Als städtischer Kindergarten hat man es nicht immer leicht: Mal gibt es Haushaltssperren, weil es einen Regierungswechsel auf Bundes-, Landes- oder kommunaler Ebene gibt, mal beginnt ein neues Geschäftsjahr. Veranschlagte Mittel – etwa für Mobiliar – können eingefroren oder einbehalten werden, je nach Haushaltslage.
Das Jahr 2025 war von genau solchen Ereignissen geprägt! Nach einem Regierungswechsel wurde der Haushalt erst nach neun Monaten, am 18. September, beschlossen. Unabhängig von der üblichen Sperre im ersten Quartal hing die Haushaltssperre wie ein Damoklesschwert über den Mitteln vieler städtischer Einrichtungen. Niemand wusste, wann sie aufgehoben würde. Durch Sparmaßnahmen wurden über 2.000 Euro eingefroren und zuletzt sogar einbehalten. Gegen Jahresende verhängte die Stadt eine komplette Ausgabensperre, sodass nur noch der Grundbedarf des Kindergartens gedeckt werden durfte.

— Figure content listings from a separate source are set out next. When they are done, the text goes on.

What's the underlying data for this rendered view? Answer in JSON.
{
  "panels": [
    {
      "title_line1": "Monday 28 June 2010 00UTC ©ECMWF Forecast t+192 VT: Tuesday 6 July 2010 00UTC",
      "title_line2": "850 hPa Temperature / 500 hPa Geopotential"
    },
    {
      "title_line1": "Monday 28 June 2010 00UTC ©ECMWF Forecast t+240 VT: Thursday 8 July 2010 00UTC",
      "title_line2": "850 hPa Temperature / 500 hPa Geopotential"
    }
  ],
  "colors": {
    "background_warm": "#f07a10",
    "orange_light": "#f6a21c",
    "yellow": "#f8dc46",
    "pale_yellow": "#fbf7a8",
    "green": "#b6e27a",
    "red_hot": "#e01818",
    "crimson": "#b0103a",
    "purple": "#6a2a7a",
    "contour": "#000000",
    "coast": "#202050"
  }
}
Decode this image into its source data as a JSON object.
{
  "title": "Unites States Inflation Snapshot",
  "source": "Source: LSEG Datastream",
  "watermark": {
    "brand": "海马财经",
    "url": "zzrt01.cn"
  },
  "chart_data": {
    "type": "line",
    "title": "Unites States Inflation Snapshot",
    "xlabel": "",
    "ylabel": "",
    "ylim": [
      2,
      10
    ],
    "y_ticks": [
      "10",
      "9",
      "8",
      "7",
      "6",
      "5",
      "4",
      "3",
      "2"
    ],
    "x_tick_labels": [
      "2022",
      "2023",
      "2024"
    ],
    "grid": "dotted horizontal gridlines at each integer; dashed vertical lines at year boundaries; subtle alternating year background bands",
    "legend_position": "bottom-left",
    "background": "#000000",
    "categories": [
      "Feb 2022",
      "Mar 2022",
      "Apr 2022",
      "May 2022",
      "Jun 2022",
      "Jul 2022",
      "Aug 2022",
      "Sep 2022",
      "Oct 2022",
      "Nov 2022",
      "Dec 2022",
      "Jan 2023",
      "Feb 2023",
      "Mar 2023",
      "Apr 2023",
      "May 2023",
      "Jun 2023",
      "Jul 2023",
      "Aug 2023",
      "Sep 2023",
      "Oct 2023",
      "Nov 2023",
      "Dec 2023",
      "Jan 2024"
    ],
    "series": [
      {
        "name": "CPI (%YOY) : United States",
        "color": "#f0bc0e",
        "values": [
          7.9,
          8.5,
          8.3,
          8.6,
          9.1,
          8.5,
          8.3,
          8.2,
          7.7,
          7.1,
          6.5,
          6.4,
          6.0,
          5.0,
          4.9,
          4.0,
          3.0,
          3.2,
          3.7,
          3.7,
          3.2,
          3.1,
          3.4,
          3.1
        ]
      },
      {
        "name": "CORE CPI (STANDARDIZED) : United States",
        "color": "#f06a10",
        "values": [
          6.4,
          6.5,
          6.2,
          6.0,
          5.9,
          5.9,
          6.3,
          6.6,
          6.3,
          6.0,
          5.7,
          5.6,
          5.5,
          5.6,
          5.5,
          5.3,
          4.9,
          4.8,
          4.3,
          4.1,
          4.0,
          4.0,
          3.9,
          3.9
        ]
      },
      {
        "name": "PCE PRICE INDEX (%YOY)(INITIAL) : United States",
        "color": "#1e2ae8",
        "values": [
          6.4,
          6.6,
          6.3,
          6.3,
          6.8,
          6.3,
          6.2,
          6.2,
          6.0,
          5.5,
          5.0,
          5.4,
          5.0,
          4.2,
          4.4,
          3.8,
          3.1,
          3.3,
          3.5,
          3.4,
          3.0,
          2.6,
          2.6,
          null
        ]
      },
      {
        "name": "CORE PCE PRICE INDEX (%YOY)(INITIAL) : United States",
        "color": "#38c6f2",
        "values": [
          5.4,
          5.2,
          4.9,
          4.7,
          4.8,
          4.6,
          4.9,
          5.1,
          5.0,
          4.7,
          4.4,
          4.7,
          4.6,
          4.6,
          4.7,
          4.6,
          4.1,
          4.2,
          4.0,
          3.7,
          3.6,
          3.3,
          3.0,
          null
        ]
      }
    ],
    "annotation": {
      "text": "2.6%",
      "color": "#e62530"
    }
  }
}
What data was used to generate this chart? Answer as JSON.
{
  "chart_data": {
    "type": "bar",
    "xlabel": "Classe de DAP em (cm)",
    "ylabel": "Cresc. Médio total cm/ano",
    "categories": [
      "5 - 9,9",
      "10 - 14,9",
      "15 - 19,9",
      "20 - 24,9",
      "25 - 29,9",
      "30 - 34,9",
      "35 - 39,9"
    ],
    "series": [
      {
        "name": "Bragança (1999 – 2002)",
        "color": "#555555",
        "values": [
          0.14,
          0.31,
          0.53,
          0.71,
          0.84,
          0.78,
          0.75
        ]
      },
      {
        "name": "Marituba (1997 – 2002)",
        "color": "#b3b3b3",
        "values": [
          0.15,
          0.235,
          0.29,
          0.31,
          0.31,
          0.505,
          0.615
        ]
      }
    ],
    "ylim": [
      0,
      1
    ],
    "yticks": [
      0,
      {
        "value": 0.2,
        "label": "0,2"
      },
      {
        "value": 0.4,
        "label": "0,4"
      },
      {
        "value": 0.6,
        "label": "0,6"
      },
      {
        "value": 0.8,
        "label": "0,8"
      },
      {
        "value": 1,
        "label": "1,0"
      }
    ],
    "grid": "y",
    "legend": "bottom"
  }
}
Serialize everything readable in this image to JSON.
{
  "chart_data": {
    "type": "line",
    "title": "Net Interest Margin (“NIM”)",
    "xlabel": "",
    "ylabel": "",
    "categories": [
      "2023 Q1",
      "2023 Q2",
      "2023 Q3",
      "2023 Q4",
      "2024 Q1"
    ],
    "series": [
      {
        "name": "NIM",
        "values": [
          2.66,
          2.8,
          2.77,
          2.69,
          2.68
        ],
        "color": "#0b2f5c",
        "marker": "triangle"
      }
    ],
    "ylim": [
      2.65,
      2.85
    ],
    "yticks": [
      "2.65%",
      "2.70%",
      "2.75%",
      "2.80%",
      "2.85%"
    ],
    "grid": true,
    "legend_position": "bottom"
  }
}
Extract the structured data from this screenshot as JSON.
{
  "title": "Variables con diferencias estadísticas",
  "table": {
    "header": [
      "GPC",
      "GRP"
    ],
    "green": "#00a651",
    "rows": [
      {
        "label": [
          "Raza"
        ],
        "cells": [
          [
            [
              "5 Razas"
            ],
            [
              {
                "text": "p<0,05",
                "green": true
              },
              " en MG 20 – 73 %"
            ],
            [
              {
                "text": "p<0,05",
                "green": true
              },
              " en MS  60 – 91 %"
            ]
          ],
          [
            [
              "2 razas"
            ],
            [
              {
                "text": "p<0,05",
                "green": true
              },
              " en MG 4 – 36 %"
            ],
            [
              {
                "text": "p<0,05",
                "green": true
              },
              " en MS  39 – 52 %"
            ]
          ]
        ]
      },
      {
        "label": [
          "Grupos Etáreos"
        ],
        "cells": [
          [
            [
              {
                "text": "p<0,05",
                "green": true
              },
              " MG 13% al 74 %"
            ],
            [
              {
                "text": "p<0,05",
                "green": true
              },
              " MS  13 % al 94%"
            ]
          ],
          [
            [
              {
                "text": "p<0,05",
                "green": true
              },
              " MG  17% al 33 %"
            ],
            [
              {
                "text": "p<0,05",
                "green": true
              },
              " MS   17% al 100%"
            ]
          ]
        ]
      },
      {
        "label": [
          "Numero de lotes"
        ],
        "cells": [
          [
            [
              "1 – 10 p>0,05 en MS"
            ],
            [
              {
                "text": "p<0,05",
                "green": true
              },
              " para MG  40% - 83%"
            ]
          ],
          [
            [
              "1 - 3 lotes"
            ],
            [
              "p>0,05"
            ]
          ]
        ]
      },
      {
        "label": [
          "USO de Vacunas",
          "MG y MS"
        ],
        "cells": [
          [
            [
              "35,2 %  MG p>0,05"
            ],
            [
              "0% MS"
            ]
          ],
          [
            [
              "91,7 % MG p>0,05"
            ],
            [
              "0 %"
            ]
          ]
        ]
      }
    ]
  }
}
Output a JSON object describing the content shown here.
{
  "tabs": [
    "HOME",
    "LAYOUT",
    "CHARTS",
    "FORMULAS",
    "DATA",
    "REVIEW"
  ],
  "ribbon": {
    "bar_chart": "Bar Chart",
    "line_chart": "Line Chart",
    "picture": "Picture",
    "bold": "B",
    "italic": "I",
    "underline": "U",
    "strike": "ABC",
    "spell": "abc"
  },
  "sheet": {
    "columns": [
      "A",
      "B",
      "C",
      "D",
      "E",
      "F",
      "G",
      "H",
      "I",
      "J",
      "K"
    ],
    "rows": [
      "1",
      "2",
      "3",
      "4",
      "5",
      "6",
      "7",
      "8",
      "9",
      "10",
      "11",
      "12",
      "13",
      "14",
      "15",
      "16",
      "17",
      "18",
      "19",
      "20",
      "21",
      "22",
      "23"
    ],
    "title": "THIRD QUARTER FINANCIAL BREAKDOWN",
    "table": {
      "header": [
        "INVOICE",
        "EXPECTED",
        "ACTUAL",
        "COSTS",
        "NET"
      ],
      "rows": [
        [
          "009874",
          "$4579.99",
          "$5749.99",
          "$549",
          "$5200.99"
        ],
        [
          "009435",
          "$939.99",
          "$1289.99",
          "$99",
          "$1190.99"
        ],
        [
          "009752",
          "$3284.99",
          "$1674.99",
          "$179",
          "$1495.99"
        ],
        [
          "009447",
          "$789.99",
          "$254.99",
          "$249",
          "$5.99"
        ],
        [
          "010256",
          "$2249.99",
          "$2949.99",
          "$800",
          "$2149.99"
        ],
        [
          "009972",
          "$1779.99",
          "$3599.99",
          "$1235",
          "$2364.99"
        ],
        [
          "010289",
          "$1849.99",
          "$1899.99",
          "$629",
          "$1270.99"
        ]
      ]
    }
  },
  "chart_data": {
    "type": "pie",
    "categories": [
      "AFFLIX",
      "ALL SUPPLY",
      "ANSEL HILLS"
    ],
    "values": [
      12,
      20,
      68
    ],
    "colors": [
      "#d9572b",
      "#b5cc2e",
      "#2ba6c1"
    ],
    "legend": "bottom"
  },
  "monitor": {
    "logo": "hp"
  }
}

Aus der Not eine Tugend machen
Schon in den letzten Jahren gab es vermehrt Anzeichen dafür, dass nicht nur an der Kultur, sondern auch an Bildung, gesellschaftlicher Teilhabe und städtischen Einrichtungen durch vermehrte Haushaltssperren gespart wird. Im Jahr 2025 lag die durchschnittliche Inflationsrate bei etwa 2,6 %, der Verbraucherpreisindex stieg um fast drei Punkte. Seit 2020 sind die Nettokaltmiete um etwa 10 Euro, die Wohnungsnebenkosten um rund 40 Euro und die Haushaltsenergie um etwa 20 Euro pro Monat gestiegen. Kurzum: Alles wird teurer, und wir müssen schauen, wo wir sparen können – was Ökonomen zwar für falsch halten, doch das ist eine andere Geschichte. Doch wie soll ein städtischer Kindergarten sparen, ohne an Qualität im Alltag oder auf lange Sicht zu verlieren?
Der Förderverein Kindertagesstätte Weltentdecker e. V. hat sich angesichts dieser Entwicklungen zur Aufgabe gemacht, den Kindergarten „Weltentdecker“ stärker zu unterstützen – mit mehr Engagement, mehr Kooperationen und mehr Fördermitteln. Denn wir sehen gravierende Probleme auf die kommenden Generationen zukommen.
„Freie Fahrt für freie Bürger!“
Dieses Zitat stammt aus einer ADAC-Kampagne von 1974 und passt zu unserer aktuellen Situation wie kaum ein anderes. Die PädagogInnen des Kindergartens müssen zwangsläufig Fahrkarten für Straßenbahnen oder Busse kaufen, um mit den Kindern etwa das Stadtmuseum „Die Göhre“, die „Bläserweihnacht“ im Volkshaus oder den Schwimmunterricht im GalaxSea besuchen zu können.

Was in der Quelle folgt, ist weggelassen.